GPU memory keeps on increasing while training

I am trying to train a vision model; the actual implementation is a lot more elaborate, but I made this bare bones version for troubleshooting. As I am training the RAM amount keeps on increasing until I get an OOM error. For my dataset, with batch size of 2 (am loading 1024x1024 images), it increases by about 12Mb per mini-batch. This is my training function:

class trainModel():
    def __init__(self, model, train_loader, val_loader, optimizer, criterion, num_epochs, device, save_path, save_train_data_path, segmentation, reducelr=None, logdir = None):
        self.model = model
        self.train_loader = train_loader
        self.val_loader = val_loader
        self.optimizer = optimizer
        self.criterion = criterion
        self.num_epochs = num_epochs
        self.device = device
        self.save_path = save_path
        self.save_train_data_path = save_train_data_path
        self.reducelr = reducelr
        self.segmentation = segmentation
        self.memoryStore = []
        self.log_dir = logdir
        if activateTensorboard:
            self.summary_writer = SummaryWriter(self.log_dir)
        self.csvFieldNames = ['Epoch',
                              'Train loss',
                              'Val loss',
                              'Train Class Loss',
                              'Val Class Loss',
                              'Train Regr Loss',
                              'Val Regr Loss',
                              'Train IoU',
                              'Val IoU']
        self.memUse = get_memory_usage()
        ## for combined loss
        self.alpha = 0.5 ## weight for classification loss
        self.beta = 1 - self.alpha ## weight for regression loss
    def train(self):
        model = self.model.to(self.device)
        lastmem = 0
        for epoch in range(self.num_epochs):
            torch.cuda.empty_cache()
            objgraph.show_growth()
            for i, batch in enumerate(self.train_loader):
                print(f'train batch number: {i}')
                inputs = batch['img'].to(self.device)
                labels = batch['annot'].to(self.device)
                input = [inputs, labels] ## inputting labels for label bounding box creation
             with torch.set_grad_enabled(True):
                    # print("Before forward pass - GPU memory allocated:", torch.cuda.memory_allocated())
                    before = torch.cuda.memory_allocated()

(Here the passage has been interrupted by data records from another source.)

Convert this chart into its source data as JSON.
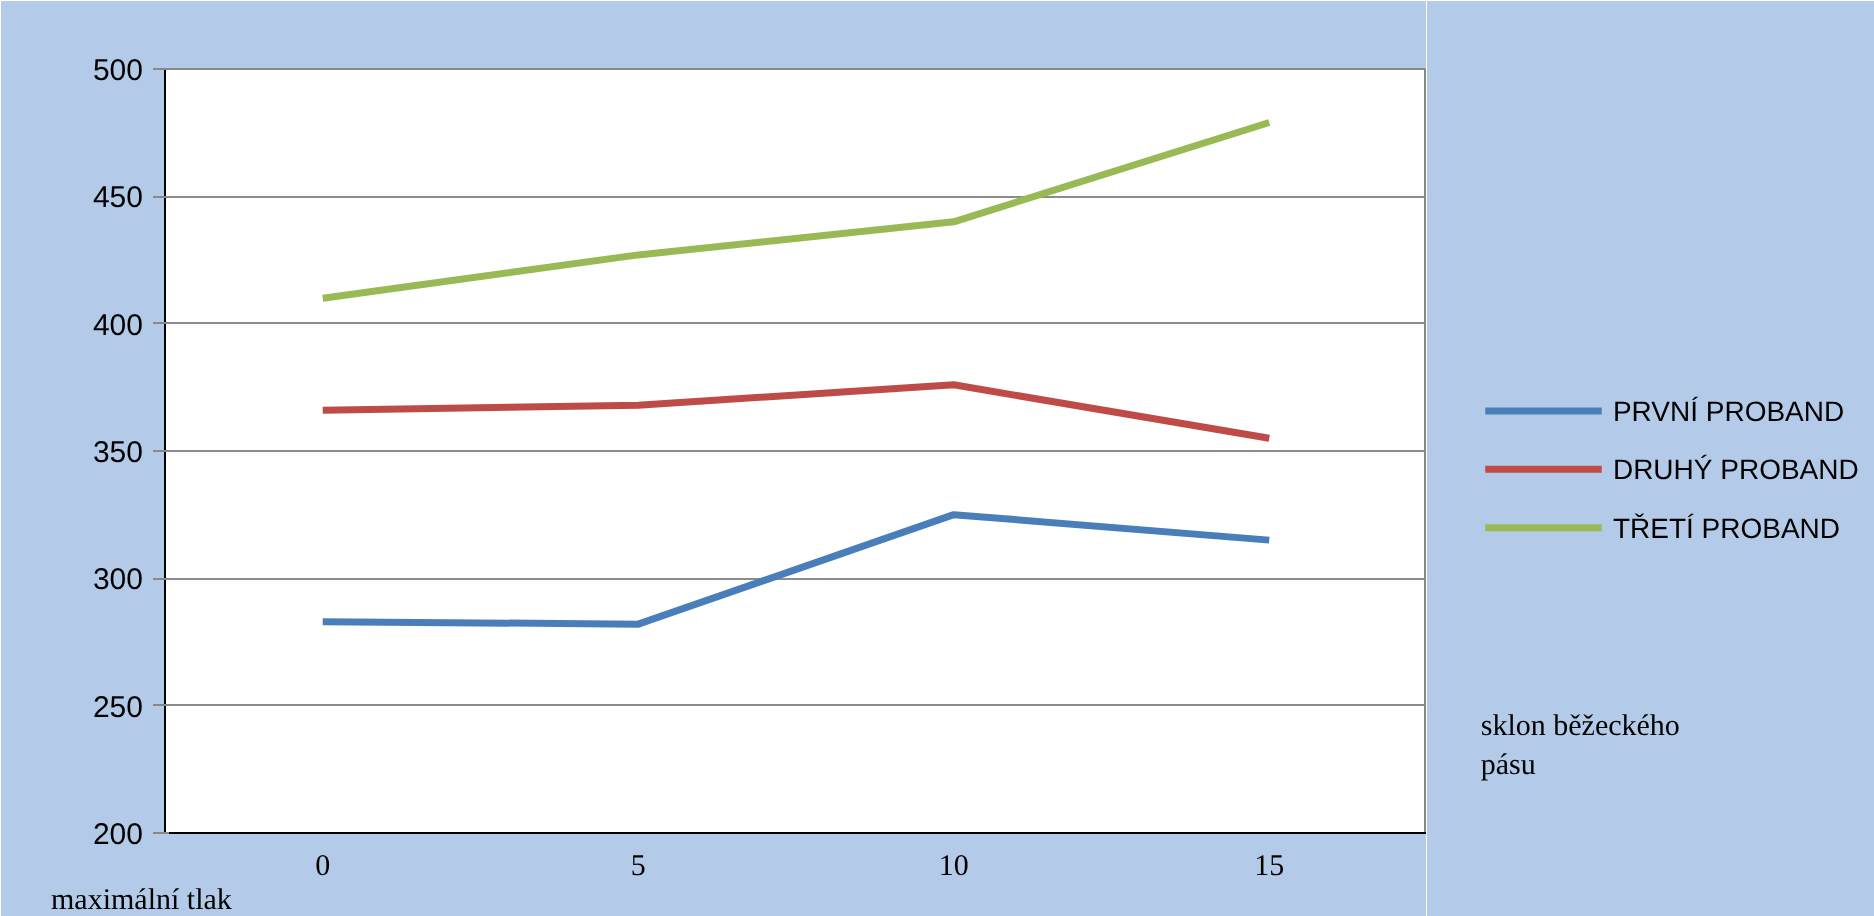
{
  "chart_data": {
    "type": "line",
    "xlabel": "sklon běžeckého pásu",
    "ylabel": "maximální tlak",
    "categories": [
      "0",
      "5",
      "10",
      "15"
    ],
    "series": [
      {
        "name": "PRVNÍ PROBAND",
        "color": "#4a7ebb",
        "values": [
          283,
          282,
          325,
          315
        ]
      },
      {
        "name": "DRUHÝ PROBAND",
        "color": "#be4b48",
        "values": [
          366,
          368,
          376,
          355
        ]
      },
      {
        "name": "TŘETÍ PROBAND",
        "color": "#98b954",
        "values": [
          410,
          427,
          440,
          479
        ]
      }
    ],
    "ylim": [
      200,
      500
    ],
    "yticks": [
      200,
      250,
      300,
      350,
      400,
      450,
      500
    ],
    "grid": "y",
    "legend": "right",
    "marker": "none",
    "line_style": "solid"
  }
}
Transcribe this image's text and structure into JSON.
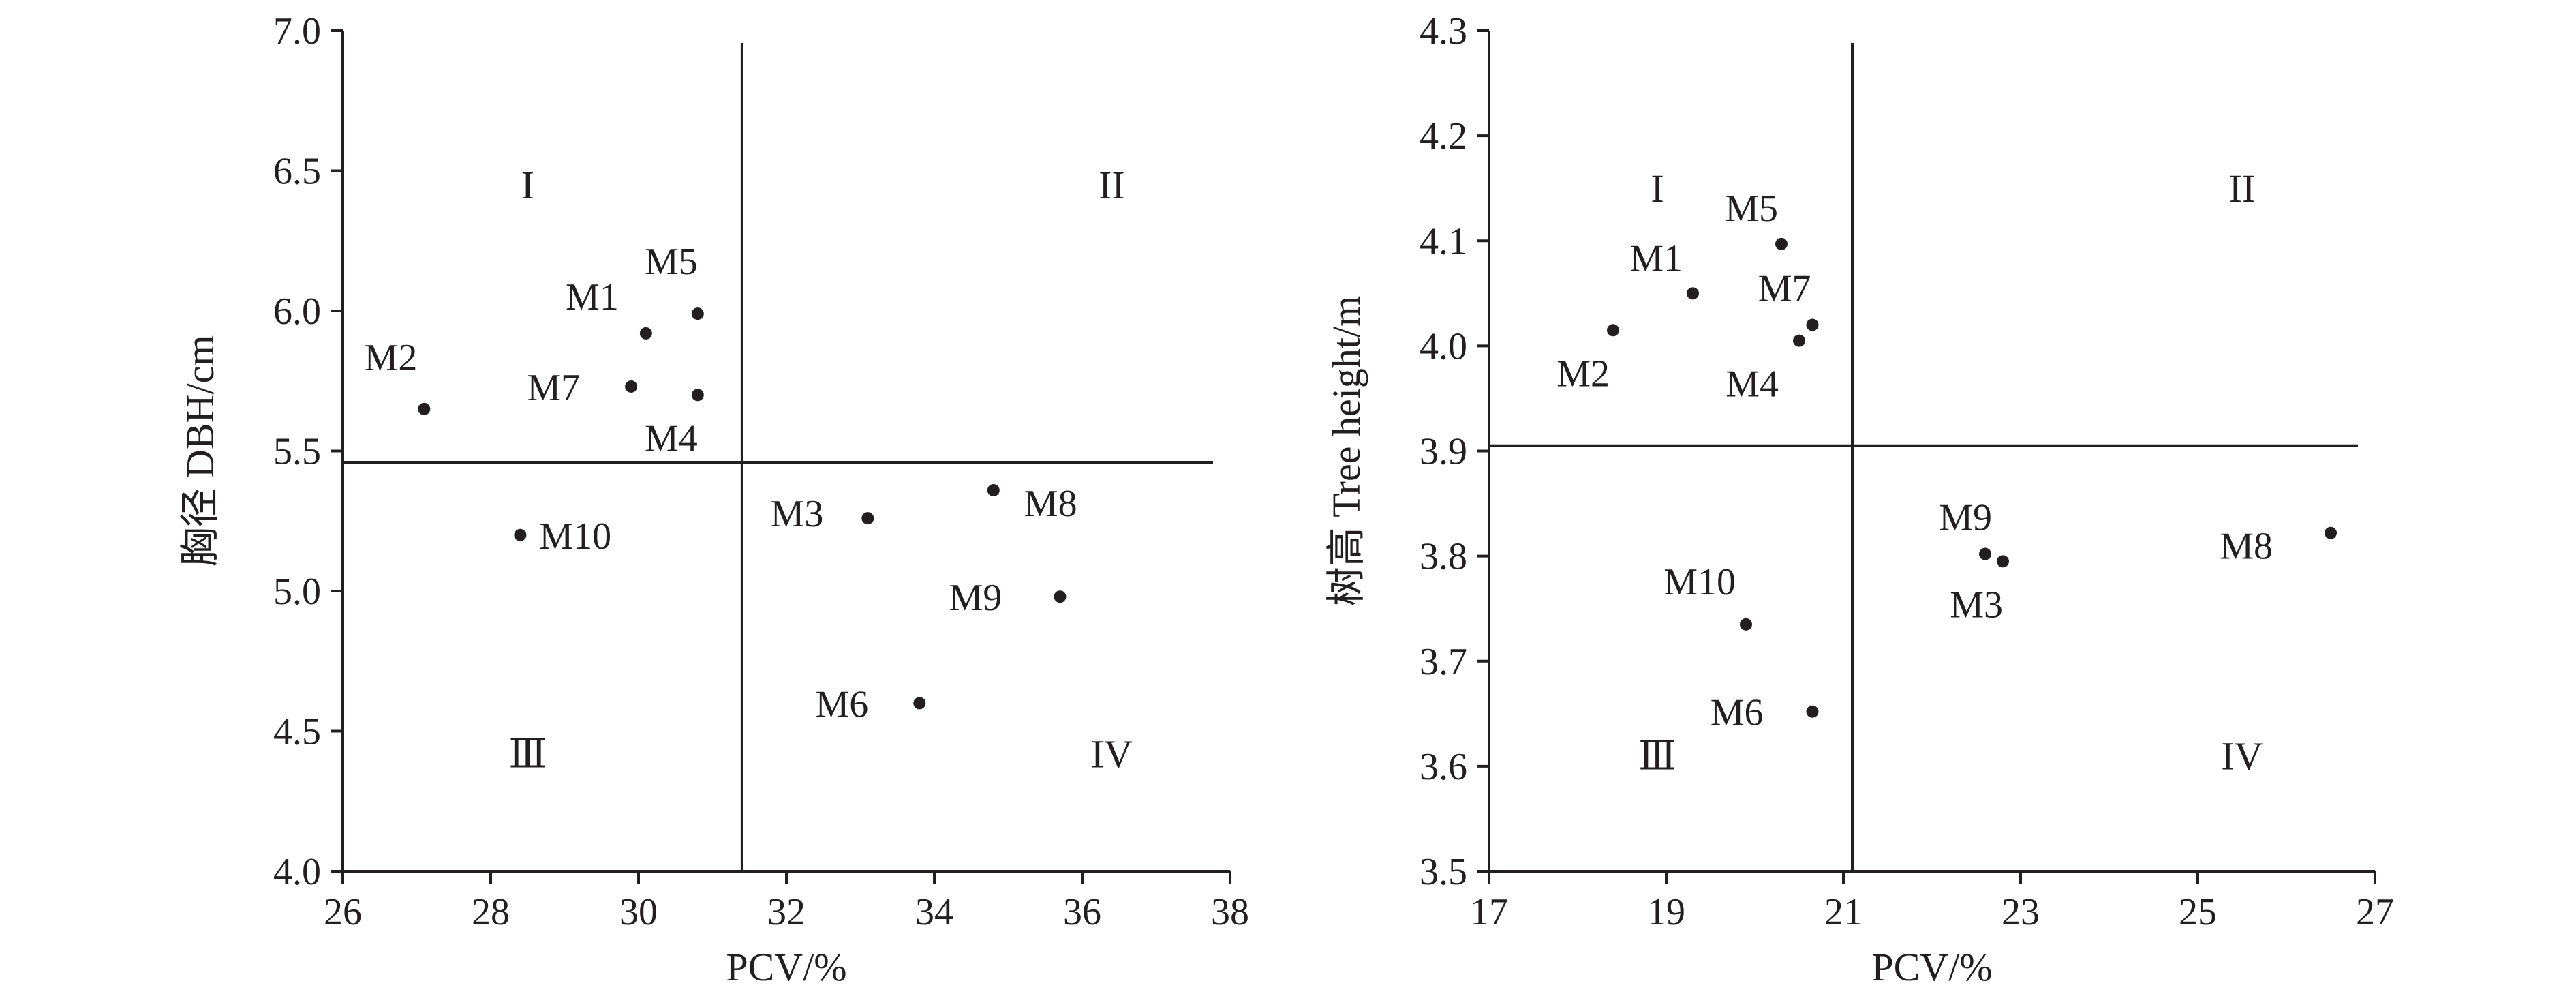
{
  "chart_data": [
    {
      "type": "scatter",
      "xlabel": "PCV/%",
      "ylabel": "胸径 DBH/cm",
      "xlim": [
        26,
        38
      ],
      "ylim": [
        4.0,
        7.0
      ],
      "x_ticks": [
        "26",
        "28",
        "30",
        "32",
        "34",
        "36",
        "38"
      ],
      "y_ticks": [
        "4.0",
        "4.5",
        "5.0",
        "5.5",
        "6.0",
        "6.5",
        "7.0"
      ],
      "grid": false,
      "legend": "none",
      "vertical_divider_x": 31.4,
      "horizontal_divider_y": 5.46,
      "quadrant_labels": [
        {
          "text": "I",
          "x": 28.5,
          "y": 6.45
        },
        {
          "text": "II",
          "x": 36.4,
          "y": 6.45
        },
        {
          "text": "Ⅲ",
          "x": 28.5,
          "y": 4.42
        },
        {
          "text": "IV",
          "x": 36.4,
          "y": 4.42
        }
      ],
      "points": [
        {
          "label": "M1",
          "x": 30.1,
          "y": 5.92
        },
        {
          "label": "M2",
          "x": 27.1,
          "y": 5.65
        },
        {
          "label": "M3",
          "x": 33.1,
          "y": 5.26
        },
        {
          "label": "M4",
          "x": 30.8,
          "y": 5.7
        },
        {
          "label": "M5",
          "x": 30.8,
          "y": 5.99
        },
        {
          "label": "M6",
          "x": 33.8,
          "y": 4.6
        },
        {
          "label": "M7",
          "x": 29.9,
          "y": 5.73
        },
        {
          "label": "M8",
          "x": 34.8,
          "y": 5.36
        },
        {
          "label": "M9",
          "x": 35.7,
          "y": 4.98
        },
        {
          "label": "M10",
          "x": 28.4,
          "y": 5.2
        }
      ]
    },
    {
      "type": "scatter",
      "xlabel": "PCV/%",
      "ylabel": "树高 Tree height/m",
      "xlim": [
        17,
        27
      ],
      "ylim": [
        3.5,
        4.3
      ],
      "x_ticks": [
        "17",
        "19",
        "21",
        "23",
        "25",
        "27"
      ],
      "y_ticks": [
        "3.5",
        "3.6",
        "3.7",
        "3.8",
        "3.9",
        "4.0",
        "4.1",
        "4.2",
        "4.3"
      ],
      "grid": false,
      "legend": "none",
      "vertical_divider_x": 21.1,
      "horizontal_divider_y": 3.905,
      "quadrant_labels": [
        {
          "text": "I",
          "x": 18.9,
          "y": 4.15
        },
        {
          "text": "II",
          "x": 25.5,
          "y": 4.15
        },
        {
          "text": "Ⅲ",
          "x": 18.9,
          "y": 3.61
        },
        {
          "text": "IV",
          "x": 25.5,
          "y": 3.61
        }
      ],
      "points": [
        {
          "label": "M1",
          "x": 19.3,
          "y": 4.05
        },
        {
          "label": "M2",
          "x": 18.4,
          "y": 4.015
        },
        {
          "label": "M3",
          "x": 22.8,
          "y": 3.795
        },
        {
          "label": "M4",
          "x": 20.5,
          "y": 4.005
        },
        {
          "label": "M5",
          "x": 20.3,
          "y": 4.097
        },
        {
          "label": "M6",
          "x": 20.65,
          "y": 3.652
        },
        {
          "label": "M7",
          "x": 20.65,
          "y": 4.02
        },
        {
          "label": "M8",
          "x": 26.5,
          "y": 3.822
        },
        {
          "label": "M9",
          "x": 22.6,
          "y": 3.802
        },
        {
          "label": "M10",
          "x": 19.9,
          "y": 3.735
        }
      ]
    }
  ]
}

                    score, objClass, bboxData, regression, classification, anchors = model(input, isTraining = True)
     

                    classLoss, regressionLoss = self.criterion(classification, regression, anchors, labels)
   
                    loss = self.alpha * classLoss + self.beta * regressionLoss

                    loss.backward()
                    self.optimizer.step()
                
                torch.cuda.empty_cache()    
                print(torch.cuda.memory_allocated(self.device))
                print('mem difference',torch.cuda.memory_allocated(self.device) - lastmem)
                lastmem = torch.cuda.memory_allocated(self.device)
torch.cuda.memory_cached(self.device)])

            snapshot = tracemalloc.take_snapshot()
            topstats = snapshot.statistics('lineno')
            for line in topstats[:25]:
                print(line)


            with torch.no_grad():
                for i, batch in enumerate(self.val_loader):
                    print(f'val batch number: {i}')
                    inputs = batch['img'].to(self.device)
                    labels = batch['annot'].to(self.device)
                    input = [inputs, labels] ## inputting labels for label bounding box creation

                    with torch.set_grad_enabled(False):

                        score, objClass, bboxData, regression, classification, anchors = model(input, isTraining = True)

                        classLoss, regressionLoss = self.criterion(classification, regression, anchors, labels)

                    torch.cuda.empty_cache()

My “criterion” is a custom loss function, while the optimizer is the SGD from PyTorch (am planning on using Adam, but thought that would get simpler optimizer working first in case Adam is too computationally costly hence the issues).
I’ve tried a few different things to release variables from memory, such as gc.collect(), del [item] along with a few other things. None of these have worked as of yet, and I am running out of ideas. Any assistance would be really appreciated!!

Often increasing memory is caused by allocating tensors, which are still attached to a computation graph which would then also store all intermediate activations needed for the gradient computation. I don’t see any such allocation in your code, but could you double check if you are storing the loss or the model output in e.g. a list or another container somewhere?